I am reading about adversarial images and breaking neural networks. I am trying to work through the article step-by-step but do to my inexperience I am having a hard time trying to understand the following instructions.
At the moment, I have a logistic regression model for the MNIST
data set. If you give an image, it will predict the number that it most likely is...
saver.restore(sess, "/tmp/model.ckpt")
# image of number 7
x_in = np.expand_dims(mnist.test.images[0], axis=0)
classification = sess.run(tf.argmax(pred, 1), feed_dict={x:x_in})
print(classification)
Now, the article states that in order to break this image, the first thing we need to do is get the gradient of the neural network. In other words, this will tell me the direction needed to make the image look more like a number 2 or 3, even though it is a 7.
The article states that this is relatively simple to do using back propagation
. So you may define a function...
compute_gradient(image, intended_label)
...and this basically tells us what kind of shape the neural network is looking for at that point.

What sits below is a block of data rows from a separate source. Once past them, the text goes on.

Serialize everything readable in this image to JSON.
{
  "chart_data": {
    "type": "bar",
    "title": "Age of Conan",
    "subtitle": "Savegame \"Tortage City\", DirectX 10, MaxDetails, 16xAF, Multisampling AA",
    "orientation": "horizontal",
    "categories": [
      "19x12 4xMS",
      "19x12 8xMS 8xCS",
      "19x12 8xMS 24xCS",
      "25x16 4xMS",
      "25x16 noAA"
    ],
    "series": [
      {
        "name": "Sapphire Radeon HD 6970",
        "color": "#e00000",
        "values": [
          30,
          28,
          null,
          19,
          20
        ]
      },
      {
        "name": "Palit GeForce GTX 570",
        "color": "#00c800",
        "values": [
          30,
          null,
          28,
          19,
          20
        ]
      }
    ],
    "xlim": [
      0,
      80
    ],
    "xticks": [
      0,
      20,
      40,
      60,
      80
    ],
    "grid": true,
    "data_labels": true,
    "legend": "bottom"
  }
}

This may seem easy to implement to those more experienced but the logic evades me.
From the parameters of the function compute_gradient
, I can see that you feed it an image and an array of labels where the value of the intended label is set to 1.
But I do not see how this is supposed to return the shape of the neural network.
Anyways, I want to understand how I should implement this back propagation
algorithm to return the gradient of the neural network. If the answer is not very straightforward, I would like some step-by-step instructions as to how I may get my back propagation
to work as the article suggests it should.
In other words, I do not need someone to just give me some code that I can copy but I want to understand how I may implement it as well.